In the present study, it was found that the long-term treatment of rat isolated mesenteric arteries with SsEV specifically attenuated the NA-induced contraction (RC and AC) without affecting the KCl (72.7 mM)-induced maximal contraction (Figs. 2 and 3). The mechanism of VSMC contraction by high K+ is based on the activation of contractile protein [phosphorylation of myosin light chain (MLC)] by extracellular Ca2+ influx through the opening of voltage-dependent Ca2+ channels by membrane depolarization. On the other hand, NA-induced VSMC contraction is mediated not only through the extracellular Ca2+ influx but also through the inositol trisphosphate (IP3)-dependent Ca2+ release from sarcoplasmic reticulum via the activation of α1 adrenergic receptor-Gq protein. Therefore, it is suggested that the inhibition of α1 adrenergic receptor-Gq protein-IP3-Ca2+ release pathway is at least partly responsible for the impaired NA-induced VSMC contraction by SsEV.
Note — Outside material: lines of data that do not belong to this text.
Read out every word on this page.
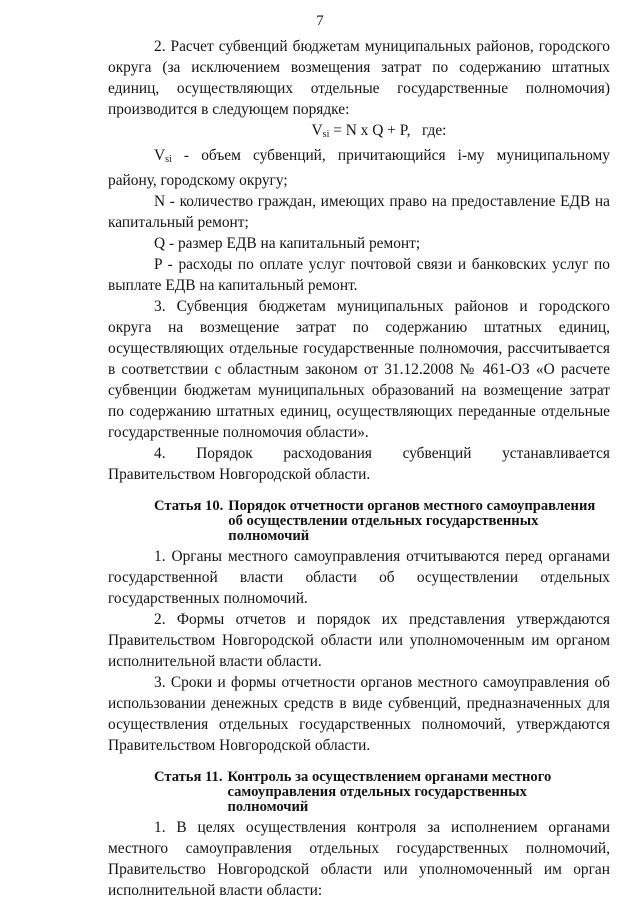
7

2. Расчет субвенций бюджетам муниципальных районов, городского округа (за исключением возмещения затрат по содержанию штатных единиц, осуществляющих отдельные государственные полномочия) производится в следующем порядке:

$V_{si} = N$ x Q + P, где:

$V_{si}$ - объем субвенций, причитающийся i-му муниципальному району, городскому округу;

N - количество граждан, имеющих право на предоставление ЕДВ на капитальный ремонт;

Q - размер ЕДВ на капитальный ремонт;

P - расходы по оплате услуг почтовой связи и банковских услуг по выплате ЕДВ на капитальный ремонт.

3. Субвенция бюджетам муниципальных районов и городского округа на возмещение затрат по содержанию штатных единиц, осуществляющих отдельные государственные полномочия, рассчитывается в соответствии с областным законом от 31.12.2008 № 461-ОЗ «О расчете субвенции бюджетам муниципальных образований на возмещение затрат по содержанию штатных единиц, осуществляющих переданные отдельные государственные полномочия области».

4. Порядок расходования субвенций устанавливается Правительством Новгородской области.

Статья 10. Порядок отчетности органов местного самоуправления об осуществлении отдельных государственных полномочий

1. Органы местного самоуправления отчитываются перед органами государственной власти области об осуществлении отдельных государственных полномочий.

2. Формы отчетов и порядок их представления утверждаются Правительством Новгородской области или уполномоченным им органом исполнительной власти области.

3. Сроки и формы отчетности органов местного самоуправления об использовании денежных средств в виде субвенций, предназначенных для осуществления отдельных государственных полномочий, утверждаются Правительством Новгородской области.

Статья 11. Контроль за осуществлением органами местного самоуправления отдельных государственных полномочий

1. В целях осуществления контроля за исполнением органами местного самоуправления отдельных государственных полномочий, Правительство Новгородской области или уполномоченный им орган исполнительной власти области:
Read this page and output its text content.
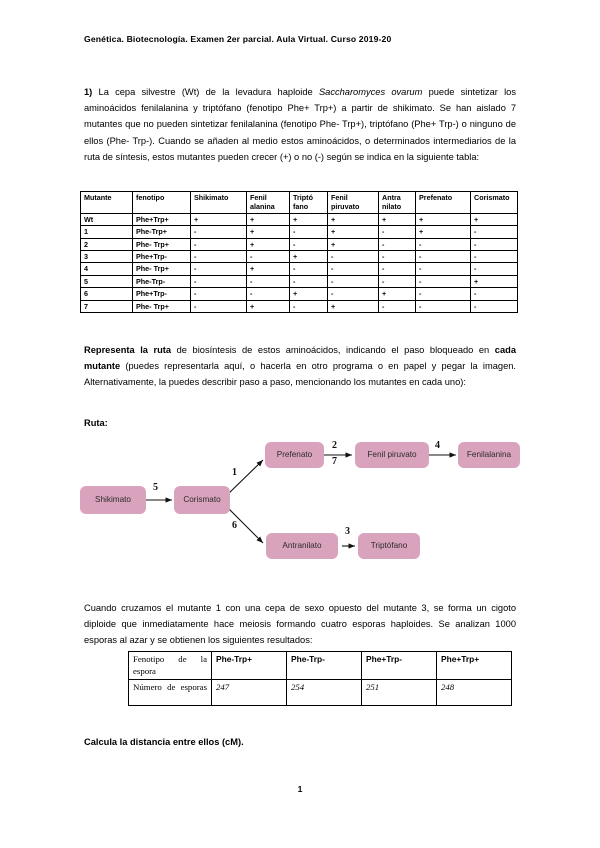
Genética. Biotecnología. Examen 2er parcial. Aula Virtual. Curso 2019-20

1) La cepa silvestre (Wt) de la levadura haploide Saccharomyces ovarum puede sintetizar los aminoácidos fenilalanina y triptófano (fenotipo Phe+ Trp+) a partir de shikimato. Se han aislado 7 mutantes que no pueden sintetizar fenilalanina (fenotipo Phe- Trp+), triptófano (Phe+ Trp-) o ninguno de ellos (Phe- Trp-). Cuando se añaden al medio estos aminoácidos, o determinados intermediarios de la ruta de síntesis, estos mutantes pueden crecer (+) o no (-) según se indica en la siguiente tabla:

Mutante	fenotipo	Shikimato	Fenil alanina	Triptó fano	Fenil piruvato	Antra nilato	Prefenato	Corismato
Wt	Phe+Trp+	+	+	+	+	+	+	+
1	Phe-Trp+	-	+	-	+	-	+	-
2	Phe- Trp+	-	+	-	+	-	-	-
3	Phe+Trp-	-	-	+	-	-	-	-
4	Phe- Trp+	-	+	-	-	-	-	-
5	Phe-Trp-	-	-	-	-	-	-	+
6	Phe+Trp-	-	-	+	-	+	-	-
7	Phe- Trp+	-	+	-	+	-	-	-

Representa la ruta de biosíntesis de estos aminoácidos, indicando el paso bloqueado en cada mutante (puedes representarla aquí, o hacerla en otro programa o en papel y pegar la imagen. Alternativamente, la puedes describir paso a paso, mencionando los mutantes en cada uno):

Ruta:
Shikimato	Corismato
Prefenato	Fenil piruvato	Fenilalanina
Antranilato	Triptófano
5
1
6
2
7
4
3

Cuando cruzamos el mutante 1 con una cepa de sexo opuesto del mutante 3, se forma un cigoto diploide que inmediatamente hace meiosis formando cuatro esporas haploides. Se analizan 1000 esporas al azar y se obtienen los siguientes resultados:

Fenotipo de la espora	Phe-Trp+	Phe-Trp-	Phe+Trp-	Phe+Trp+
Número de esporas	247	254	251	248

Calcula la distancia entre ellos (cM).

1
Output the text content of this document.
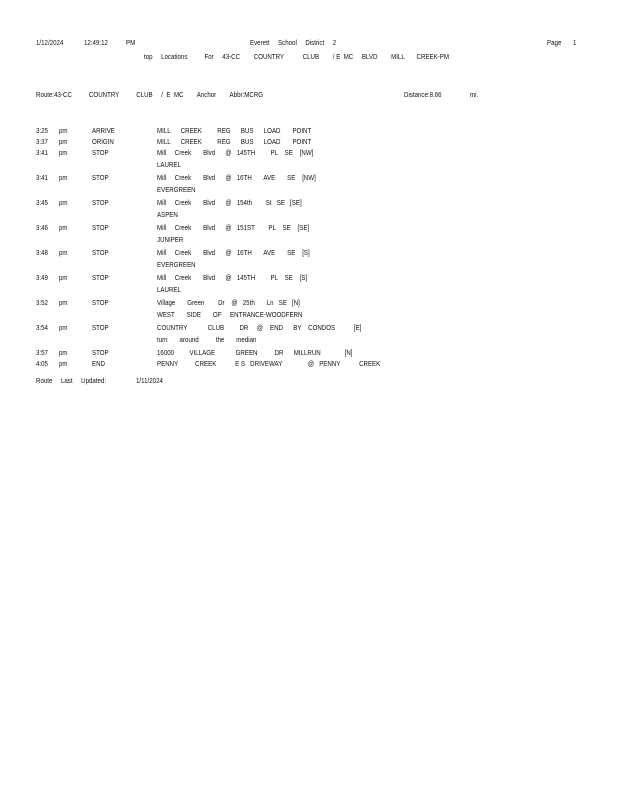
1/12/2024	12:49:12 PM	Everett     School     District     2	Page 1
top     Locations          For     43-CC        COUNTRY           CLUB        / E  MC     BLVD        MILL       CREEK-PM
Route:43-CC          COUNTRY          CLUB     /  E  MC        Anchor        Abbr:MCRG	Distance:8.66	mi.
3:25 pm	ARRIVE	MILL      CREEK         REG      BUS      LOAD       POINT
3:37 pm	ORIGIN	MILL      CREEK         REG      BUS      LOAD       POINT
3:41 pm	STOP	Mill     Creek       Blvd      @   145TH         PL    SE    [NW]
LAUREL
3:41 pm	STOP	Mill     Creek       Blvd      @   16TH       AVE       SE    [NW]
EVERGREEN
3:45 pm	STOP	Mill     Creek       Blvd      @   154th        St   SE   [SE]
ASPEN
3:46 pm	STOP	Mill     Creek       Blvd      @   151ST        PL    SE    [SE]
JUNIPER
3:48 pm	STOP	Mill     Creek       Blvd      @   16TH       AVE       SE    [S]
EVERGREEN
3:49 pm	STOP	Mill     Creek       Blvd      @   145TH         PL    SE    [S]
LAUREL
3:52 pm	STOP	Village       Green        Dr    @   25th       Ln   SE   [N]
WEST       SIDE       OF     ENTRANCE-WOODFERN
3:54 pm	STOP	COUNTRY            CLUB         DR     @    END      BY    CONDOS           [E]
turn       around          the       median
3:57 pm	STOP	16000         VILLAGE            GREEN          DR      MILLRUN              [N]
4:05 pm	END	PENNY          CREEK           E S   DRIVEWAY               @   PENNY           CREEK
Route     Last     Updated:	1/11/2024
In conclusion, it was for the first time revealed that SsEV specifically impair the agonist-induced contractility of isolated blood vessels, which might be at least partly responsible for the blood pressure regulation by SsEV. Further researches are required to elucidate the underlying mechanisms of plasma sEV regulation of etiology of systemic hypertension.

Acknowledgments

This research was partly supported by a research grant from Kitasato University, School of Veterinary Medicine.